Qu’est ce que ça rapporte aujourd’hui d’être un pays rigoureux dans la gestion publique et vertueux dans la politique monétaire ? Comment ça, un tel pays n’existe pas ? Mais si, mais si. Et ce qu’il gagne surtout, ce sont des embêtements : il ne fait pas bon être raisonnable dans un monde qui a perdu la boule. Les Suisses en font de nouveau la malheureuse expérience : leur monnaie est devenue aussi précieuse que l’or en barres, face aux grandes devises – notamment l’euro, au cas d’espèce – devenues suspectes d’être touchées par le phylloxera monétaire. Une cochonnerie dévastatrice qui, comme son homologue autrefois responsable de l’anéantissement du vignoble français, provient des Etats-Unis : l’hygiène financière de ce pays est déplorable. Et la Croix Rouge ne dispose pas d’antiseptiques assez puissants pour assainir les marchés. Il en résulte que la Franc suisse est devenu tellement cher que le plus modeste chocolat local se trouve valorisé au prix de la truffe périgourdine : les exportations helvétiques commencent ainsi à en souffrir méchamment, mettant en péril la croissance du pays.

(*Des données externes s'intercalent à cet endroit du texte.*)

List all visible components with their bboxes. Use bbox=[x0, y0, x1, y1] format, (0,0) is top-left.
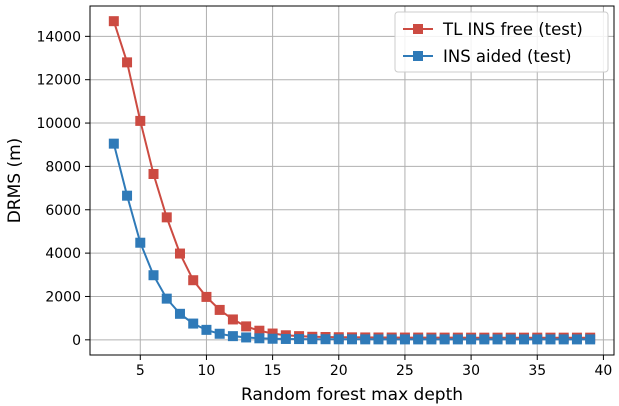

Est-ce la raison pour laquelle les actions suisses ont, ces derniers jours, plus fortement baissé que leurs homologues européennes ? On ne saurait l’affirmer, mais le contexte est suffisamment électrique pour avoir décidé l’Institut d’émission à prendre des mesures offensives. La BNS va en effet augmenter considérablement la masse de monnaie centrale disponible (50 milliards de CHF sur un montant actuel de 80 milliards de monnaie légale) et réduire à 0.25% son taux d’escompte (contre 0.75%). Le dispositif est simple : elle ne va pas renouveler les bons qu’elle avait émis l’année dernière, en contrepartie des Francs créés pour l’achat massif d’euros (visant à soutenir le cours de la monnaie européenne). Même si ces bons étaient faiblement rémunérateurs, les Banques locales y avaient souscrit massivement dans leurs comptes ouverts à la BNS, dont les dépôts sont ordinairement dépourvus d’intérêt. Les Banques commerciales vont ainsi se retrouver gavées de liquidités : les taux du marché monétaire vont tendre vers zéro, rendant peu attractifs les placements courts en Franc suisse. Ce qui devrait relâcher la pression sur la devise et faire baisser son cours. Théoriquement, du moins. Et que vont faire les banques commerciales de tout cet argent ? Si elles sont cliniquement morales, elles soutiendront l’économie autochtone. Sinon, elles auront un gros tas de munitions pour des aventures spéculatives. Une longue pratique de la vertu pourrait ainsi conduire à des tentations sulfureuses.

La recette du jour

Les malheurs du vainqueur

Vous avez continument résisté aux sirènes de l’argent facile et à la magie de l’effet de levier du crédit. Vous avez toujours privilégié la discipline du travail et la saine pratique de l’épargne. Parfait : vous êtes donc Auvergnat, Suisse, ou Martien. Mais comme le reste du monde a fait exactement le contraire, vous êtes maintenant cerné. Car la théorie est formelle : la mauvaise monnaie chasse la bonne.